Whitman and Emerson were not friends, but mutual admirers. Whitman splashed Emerson’s private letter across the cover of his Leaves of Grass for publicity purposes: “I greet you at the beginning of a great career.”
In the two stanzas above, Whitman greeted Emerson in turn. Anyone who has read Emerson’s most beautiful essay, “Nature” will remember also one of its most gorgeous passages: “If the stars should appear one night in a thousand years, how would men believe and adore; and preserve for many generations the remembrance…”

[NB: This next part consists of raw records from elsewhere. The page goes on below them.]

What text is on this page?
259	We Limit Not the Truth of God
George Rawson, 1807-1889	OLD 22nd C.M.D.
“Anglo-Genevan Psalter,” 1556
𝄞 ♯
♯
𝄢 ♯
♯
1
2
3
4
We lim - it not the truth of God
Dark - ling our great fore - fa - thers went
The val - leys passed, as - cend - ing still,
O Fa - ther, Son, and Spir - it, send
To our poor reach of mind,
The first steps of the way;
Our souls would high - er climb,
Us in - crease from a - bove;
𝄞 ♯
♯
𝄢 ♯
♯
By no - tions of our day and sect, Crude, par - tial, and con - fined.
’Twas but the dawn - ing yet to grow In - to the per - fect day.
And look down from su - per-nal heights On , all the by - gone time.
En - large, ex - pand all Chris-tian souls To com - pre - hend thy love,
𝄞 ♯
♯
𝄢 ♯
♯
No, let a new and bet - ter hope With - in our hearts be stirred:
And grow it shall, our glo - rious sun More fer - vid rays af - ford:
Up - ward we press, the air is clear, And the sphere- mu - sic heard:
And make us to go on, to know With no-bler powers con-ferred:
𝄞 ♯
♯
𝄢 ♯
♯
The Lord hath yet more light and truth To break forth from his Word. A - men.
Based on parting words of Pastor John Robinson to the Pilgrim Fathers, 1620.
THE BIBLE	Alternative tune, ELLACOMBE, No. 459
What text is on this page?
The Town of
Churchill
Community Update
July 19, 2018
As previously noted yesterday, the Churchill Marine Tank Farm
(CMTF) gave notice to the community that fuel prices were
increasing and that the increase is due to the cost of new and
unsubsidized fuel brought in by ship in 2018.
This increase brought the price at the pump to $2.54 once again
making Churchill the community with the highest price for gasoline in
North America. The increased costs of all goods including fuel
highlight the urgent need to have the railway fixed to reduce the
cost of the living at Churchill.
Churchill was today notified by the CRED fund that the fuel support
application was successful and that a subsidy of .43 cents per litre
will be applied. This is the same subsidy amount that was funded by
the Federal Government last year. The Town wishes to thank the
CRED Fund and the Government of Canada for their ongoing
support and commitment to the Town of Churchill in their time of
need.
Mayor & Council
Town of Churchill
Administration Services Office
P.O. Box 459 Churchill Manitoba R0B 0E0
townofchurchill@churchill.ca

Like Emerson, Whitman turns us toward nature to invite our astonishment, our adoration and belief. Like Emerson, Whitman interrogates his reader. Statements keep us at a distance. Questions draw us closer, like seeds held out to wild birds. Emerson asks in Nature, “What is a day? What is a year? What is summer? What is woman? What is a child? What is sleep?”

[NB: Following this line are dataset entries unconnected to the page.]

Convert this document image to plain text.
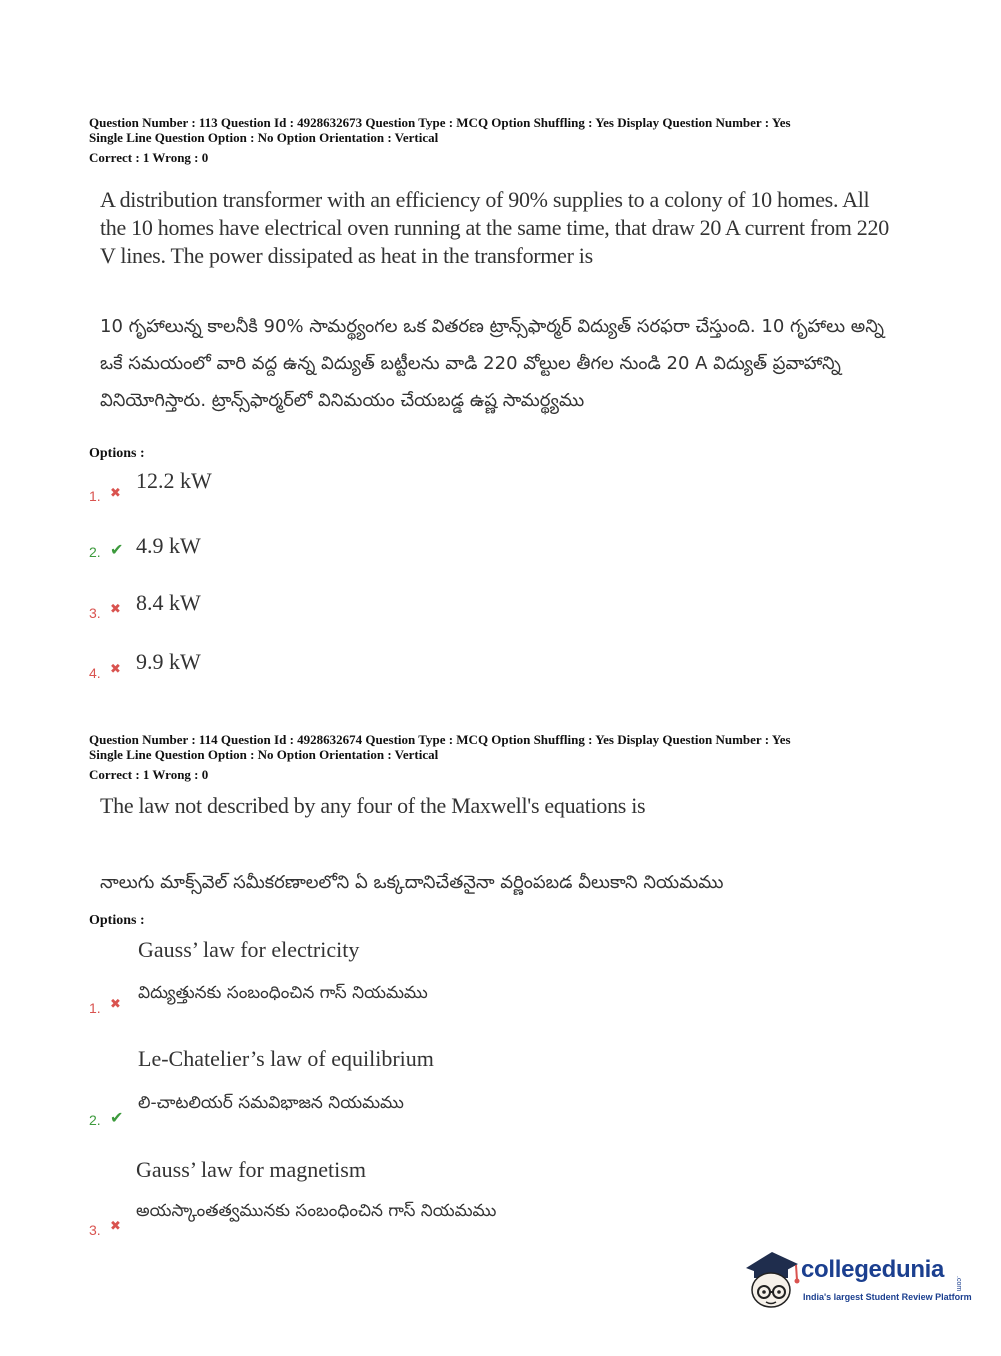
Question Number : 113 Question Id : 4928632673 Question Type : MCQ Option Shuffling : Yes Display Question Number : Yes
Single Line Question Option : No Option Orientation : Vertical
Correct : 1 Wrong : 0
A distribution transformer with an efficiency of 90% supplies to a colony of 10 homes. All the 10 homes have electrical oven running at the same time, that draw 20 A current from 220 V lines. The power dissipated as heat in the transformer is
10 గృహాలున్న కాలనీకి 90% సామర్థ్యంగల ఒక వితరణ ట్రాన్స్‌ఫార్మర్ విద్యుత్ సరఫరా చేస్తుంది. 10 గృహాలు అన్ని ఒకే సమయంలో వారి వద్ద ఉన్న విద్యుత్ బట్టీలను వాడి 220 వోల్టుల తీగల నుండి 20 A విద్యుత్ ప్రవాహాన్ని వినియోగిస్తారు. ట్రాన్స్‌ఫార్మర్‌లో వినిమయం చేయబడ్డ ఉష్ణ సామర్థ్యము
Options :
1. ✖
12.2 kW
2. ✔ 4.9 kW
3. ✖ 8.4 kW
4. ✖ 9.9 kW
Question Number : 114 Question Id : 4928632674 Question Type : MCQ Option Shuffling : Yes Display Question Number : Yes
Single Line Question Option : No Option Orientation : Vertical
Correct : 1 Wrong : 0
The law not described by any four of the Maxwell's equations is
నాలుగు మాక్స్‌వెల్ సమీకరణాలలోని ఏ ఒక్కదానిచేతనైనా వర్ణింపబడ వీలుకాని నియమము
Options :
Gauss’ law for electricity
విద్యుత్తునకు సంబంధించిన గాస్ నియమము
1. ✖
Le-Chatelier’s law of equilibrium
లి-చాటలియర్ సమవిభాజన నియమము
2. ✔
Gauss’ law for magnetism
అయస్కాంతత్వమునకు సంబంధించిన గాస్ నియమము
3. ✖
collegedunia
.com
India's largest Student Review Platform
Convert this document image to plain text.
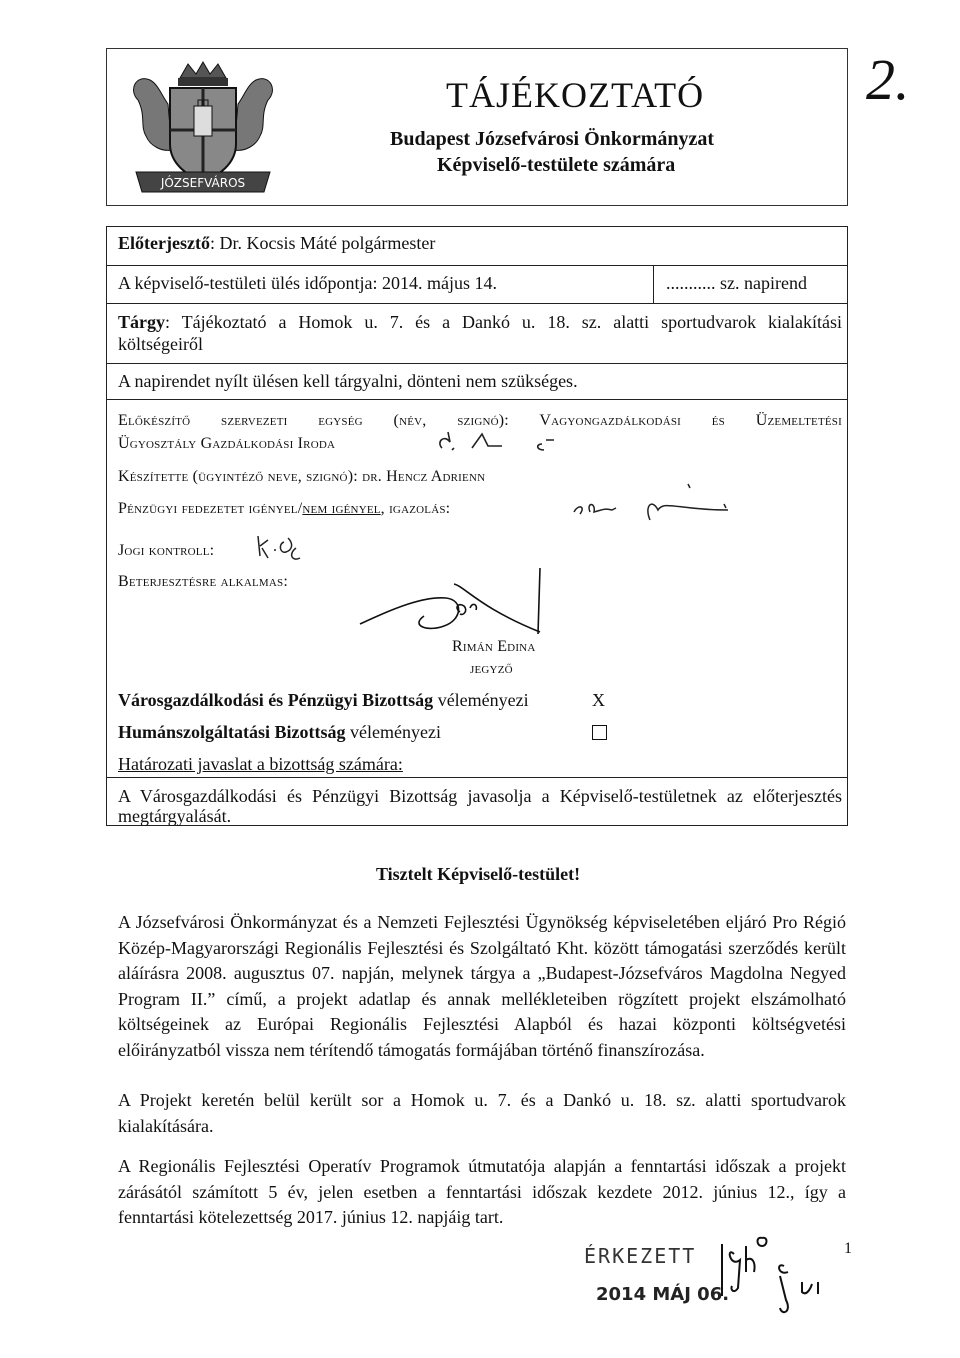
JÓZSEFVÁROS
TÁJÉKOZTATÓ
Budapest Józsefvárosi Önkormányzat
Képviselő-testülete számára
2.
Előterjesztő: Dr. Kocsis Máté polgármester
A képviselő-testületi ülés időpontja: 2014. május 14.	........... sz. napirend
Tárgy: Tájékoztató a Homok u. 7. és a Dankó u. 18. sz. alatti sportudvarok kialakítási
költségeiről
A napirendet nyílt ülésen kell tárgyalni, dönteni nem szükséges.
Előkészítő szervezeti egység (név, szignó): Vagyongazdálkodási és Üzemeltetési
Ügyosztály Gazdálkodási Iroda
Készítette (ügyintéző neve, szignó): dr. Hencz Adrienn
Pénzügyi fedezetet igényel/nem igényel, igazolás:
Jogi kontroll:
Beterjesztésre alkalmas:
Rimán Edina
jegyző
Városgazdálkodási és Pénzügyi Bizottság véleményezi	X
Humánszolgáltatási Bizottság véleményezi
Határozati javaslat a bizottság számára:
A Városgazdálkodási és Pénzügyi Bizottság javasolja a Képviselő-testületnek az előterjesztés
megtárgyalását.
Tisztelt Képviselő-testület!
A Józsefvárosi Önkormányzat és a Nemzeti Fejlesztési Ügynökség képviseletében eljáró Pro Régió Közép-Magyarországi Regionális Fejlesztési és Szolgáltató Kht. között támogatási szerződés került aláírásra 2008. augusztus 07. napján, melynek tárgya a „Budapest-Józsefváros Magdolna Negyed Program II.” című, a projekt adatlap és annak mellékleteiben rögzített projekt elszámolható költségeinek az Európai Regionális Fejlesztési Alapból és hazai központi költségvetési előirányzatból vissza nem térítendő támogatás formájában történő finanszírozása.
A Projekt keretén belül került sor a Homok u. 7. és a Dankó u. 18. sz. alatti sportudvarok kialakítására.
A Regionális Fejlesztési Operatív Programok útmutatója alapján a fenntartási időszak a projekt zárásától számított 5 év, jelen esetben a fenntartási időszak kezdete 2012. június 12., így a fenntartási kötelezettség 2017. június 12. napjáig tart.
ÉRKEZETT
2014 MÁJ 06.
1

Whitman asks five questions in as many lines. He uses a beautiful word—astonish—three times, like a magic charm. Even the root of the word is magical, for it means “out of thunder.” To be astonished is to be thunderstruck, amazed by nature. Whitman asks if we are daylight-struck, or bird-struck. He is very specific in the way he reveals nature in these lines, so delicately particular—“for the April rain has, and the mica on the side of a rock.” We see the soft shimmer of a spring rain, and the harder, brighter shimmer of mica. He moves the “early redstart”—a warbler—“twittering through the woods,” as if singing were a form of flying. Though often accused of egotism, these short stanzas land on a note of genuine humility. No, the poet seems to say, I cannot astonish more than rain or sparkling rock, or daylight, or a singing bird. –But he can astonish us still.